Conversely, imagine what would happen in the theoretical case of the tires having infinite grip. Then as the front wheels of the front wheel drive car move onto the ramp the tires would have to slow down instantly to 5 mph, which would cause the car's engine to shut down. (More likely the gear box will be trashed.)

Since the tires have only so much grip they are certain to slip initially. They will have some traction though, so the driver must ease off the gas immediately. It's certainly a dangerous thing to do.

I also think that it's much more difficult with a front wheel drive car than with a rear wheel drive car.
If the car is rear wheel drive then the front wheels will roll onto the ramp relatively easily, and by the time the rear wheels move onto the ramp the car is in a good position.

With a front wheel drive car traction and steering is combined in the front wheels, and as the front wheels move onto the ramp, and momentarily slip, steering is also lost momentarily. I think that makes it much more dangerous.
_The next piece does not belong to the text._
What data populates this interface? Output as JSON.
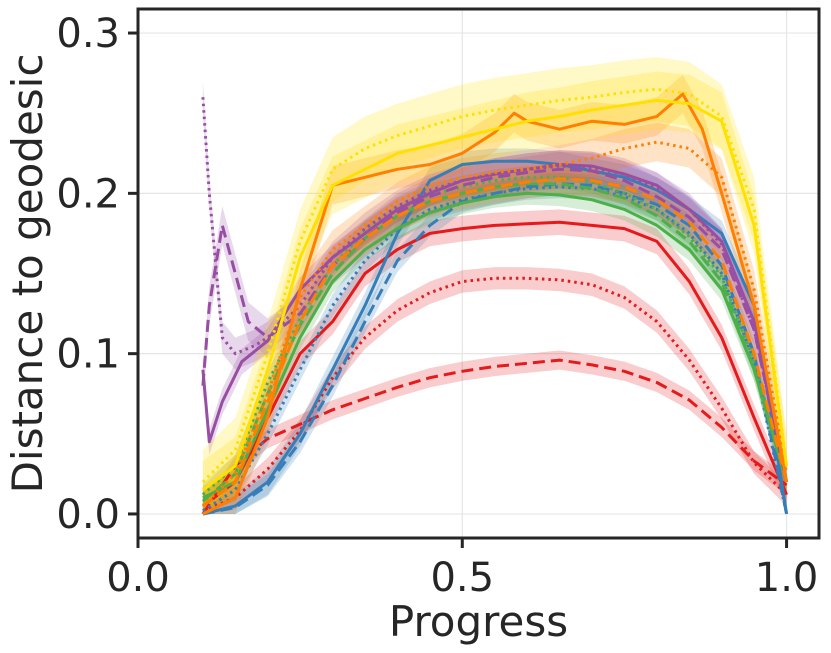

The stunt of driving front wheel drive cars onto a moving ramp has been performed, for the 1969 movie 'The italian job'. The cars used were Mini Coopers. (In 2003 another movie called 'The italian job' was released, also featuring Mini Coopers, and a heist, but otherwise a different story).

Cleonis

 

[Uk_Ghost]

Thanks for the help everyone. That one has been bugging me for a while. Been over it with loads of friends but we could never come to a solid conclusion heh.